The Ultimate Tensile Strength of SiC/SiC Composites: Multiscale Approach

The present paper tackles the important issue of tensile ultimate strength of ceramic matrix composites, using a multiscale approach. The ultimate strength is investigated at the successive increasing length scales inherent to 2D woven SiC/SiC composites, i.e., single filaments, fibre tow, unidirectional composite (minicomposites), and 2D woven composite. First, experimental results on tensile behavior under strain-controlled conditions are summarized for tows, minicomposites, and composites. Then, models of tow ultimate failures under controlled force and strain are presented. The exact criterion of tow failure is developed for filament fracture initiation and then propagation based on applied stress and on filament strength gradient. The model of the ultimate failure of the composite under strain-controlled conditions is based on the strength of filaments in the presence of matrix cracks and the overstress induced by interactions of broken filaments and the matrix.

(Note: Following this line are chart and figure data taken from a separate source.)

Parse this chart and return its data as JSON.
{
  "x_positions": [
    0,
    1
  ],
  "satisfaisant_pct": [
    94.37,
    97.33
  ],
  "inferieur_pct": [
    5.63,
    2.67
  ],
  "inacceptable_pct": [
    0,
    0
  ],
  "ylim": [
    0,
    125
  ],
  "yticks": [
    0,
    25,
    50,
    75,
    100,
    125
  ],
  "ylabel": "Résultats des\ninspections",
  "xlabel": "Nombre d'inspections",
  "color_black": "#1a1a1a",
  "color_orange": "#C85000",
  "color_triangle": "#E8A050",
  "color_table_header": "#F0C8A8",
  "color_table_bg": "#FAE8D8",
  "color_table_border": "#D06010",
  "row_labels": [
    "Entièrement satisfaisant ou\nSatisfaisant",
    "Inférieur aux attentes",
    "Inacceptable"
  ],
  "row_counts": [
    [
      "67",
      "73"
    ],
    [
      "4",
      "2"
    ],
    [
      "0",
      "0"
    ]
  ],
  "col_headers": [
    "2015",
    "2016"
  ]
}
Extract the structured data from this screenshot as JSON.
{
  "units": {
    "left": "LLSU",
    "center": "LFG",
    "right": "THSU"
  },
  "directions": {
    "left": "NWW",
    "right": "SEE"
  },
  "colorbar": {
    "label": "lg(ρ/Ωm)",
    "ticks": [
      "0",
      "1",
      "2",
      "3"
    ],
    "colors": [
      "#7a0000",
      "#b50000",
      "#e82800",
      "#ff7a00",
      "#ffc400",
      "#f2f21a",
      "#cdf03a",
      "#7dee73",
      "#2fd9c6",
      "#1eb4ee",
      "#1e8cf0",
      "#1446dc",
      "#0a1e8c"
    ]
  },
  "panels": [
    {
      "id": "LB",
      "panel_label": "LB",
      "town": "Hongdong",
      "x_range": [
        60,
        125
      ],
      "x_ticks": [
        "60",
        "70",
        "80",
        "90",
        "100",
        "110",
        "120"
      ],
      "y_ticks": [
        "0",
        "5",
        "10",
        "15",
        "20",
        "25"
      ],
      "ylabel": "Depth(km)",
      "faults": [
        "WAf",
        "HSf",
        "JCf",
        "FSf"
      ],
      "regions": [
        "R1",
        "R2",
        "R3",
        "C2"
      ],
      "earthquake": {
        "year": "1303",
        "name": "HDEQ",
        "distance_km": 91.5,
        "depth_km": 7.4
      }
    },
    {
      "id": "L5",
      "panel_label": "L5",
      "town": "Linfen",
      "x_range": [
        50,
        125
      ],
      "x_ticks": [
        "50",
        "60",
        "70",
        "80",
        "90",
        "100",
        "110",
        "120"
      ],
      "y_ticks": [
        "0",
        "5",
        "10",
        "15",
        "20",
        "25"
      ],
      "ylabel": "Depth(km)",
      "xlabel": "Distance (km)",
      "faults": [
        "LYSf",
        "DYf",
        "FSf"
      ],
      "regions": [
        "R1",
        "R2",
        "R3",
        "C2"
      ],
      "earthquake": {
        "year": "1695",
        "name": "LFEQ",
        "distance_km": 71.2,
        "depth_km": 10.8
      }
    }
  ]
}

The variability of ultimate strengths of filaments, minicomposites, and composites at various gauge lengths is described by linear p-quantile diagrams, which indicates that the data follow a normal distribution function. The contribution of structural effects to the variability of composite and minicomposite strength under strain-controlled loading is analyzed. Their dependence on specimen size is related to the reproducibility of critical flaw population and structural effects.